In his book The Garden of Today, published in 1933, Tipping wrote:  ‘I was given a garden when I was seven.  I am now seventy-seven and I still garden. Experience, therefore, I have and I trust some of it has been transformed into fruitful knowledge.’

This book proves that statement to be true.  Reading it is rather like wandering through one of Tipping’s own gardens.  It starts by taking you straight ahead with a biography of Tipping and glimpses of his achievements.  Then each ‘aspect’ of his work particularly his houses and gardens is explored in more detail.

At Country Life Tipping produced not only articles on ‘notable’ houses, their contents, and their gardens but also books, including, in 1925, English Gardens  the first Country Life folio to present the history of gardens.  His colleagues at Country Life, also his friends, are a roll call of the skilled and famous:  Gertrude Jekyll, William Robinson, Edward Hudson, Harold Peto..

After selling the family estate in Kent, Tipping moved to Monmouthshire where he restored a medieval bishop’s palace, built an Arts and Crafts country house and, after World War 1, commissioned his ideal ‘retreat‘.  The houses seemed beyond restoration but Tipping’s philosophy was to make each one ‘habitable as a place of modern residence with as little serious interference as possible with its picturesque aspect and archaeological interest‘.  The gardens he created around the houses combined formal features, ‘the eclectic beauty of the cultured‘, with informal, natural elements, ‘the grace and feeling of the wild‘.  His final house was at Harefield, in Middlesex, where, with the help of 10 gardeners, Tipping transformed the grounds.
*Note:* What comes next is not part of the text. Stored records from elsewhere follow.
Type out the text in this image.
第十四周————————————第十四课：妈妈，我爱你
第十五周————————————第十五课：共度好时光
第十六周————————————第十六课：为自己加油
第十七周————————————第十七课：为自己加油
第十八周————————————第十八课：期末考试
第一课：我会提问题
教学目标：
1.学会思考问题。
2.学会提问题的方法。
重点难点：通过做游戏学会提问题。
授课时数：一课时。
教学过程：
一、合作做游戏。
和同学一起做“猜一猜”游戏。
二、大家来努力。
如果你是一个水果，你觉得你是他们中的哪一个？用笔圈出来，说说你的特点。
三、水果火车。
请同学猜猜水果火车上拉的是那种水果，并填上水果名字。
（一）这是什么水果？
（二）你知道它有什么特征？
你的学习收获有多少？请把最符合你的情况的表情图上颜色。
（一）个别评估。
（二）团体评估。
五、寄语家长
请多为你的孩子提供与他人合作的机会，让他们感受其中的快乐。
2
Tipping also designed gardens for others, notably at Chequers and Dartington Hall. Amongst his extensive writings he produced a practical gardening column for the Morning Post.  He was a member of the first committee of The Gardens of England and Wales Scheme (now The National Gardens Scheme) and opened his own garden at High Glanau.  Some eight decades later, it is still opened once a year.

The author, Helena Gerrish, herself lives at High Glanau.  For this book she has traced elusive documents and diaries (with no family, Tipping ordered all his papers to be destroyed on his death, and he left his fortune to his gardener) and she has uncovered unknown paintings, photographs and sketch books.  Virtually every page of this large book features illustrations, many of them full-page mostly photographs but also sketches and plans.

Overall it provides a picture of Edwardian life as lived by the privileged, a vision of England that we can often picture when visiting gardens today.  Taking it one chapter at a time I enjoyed reading it and, even more, I enjoyed looking at it.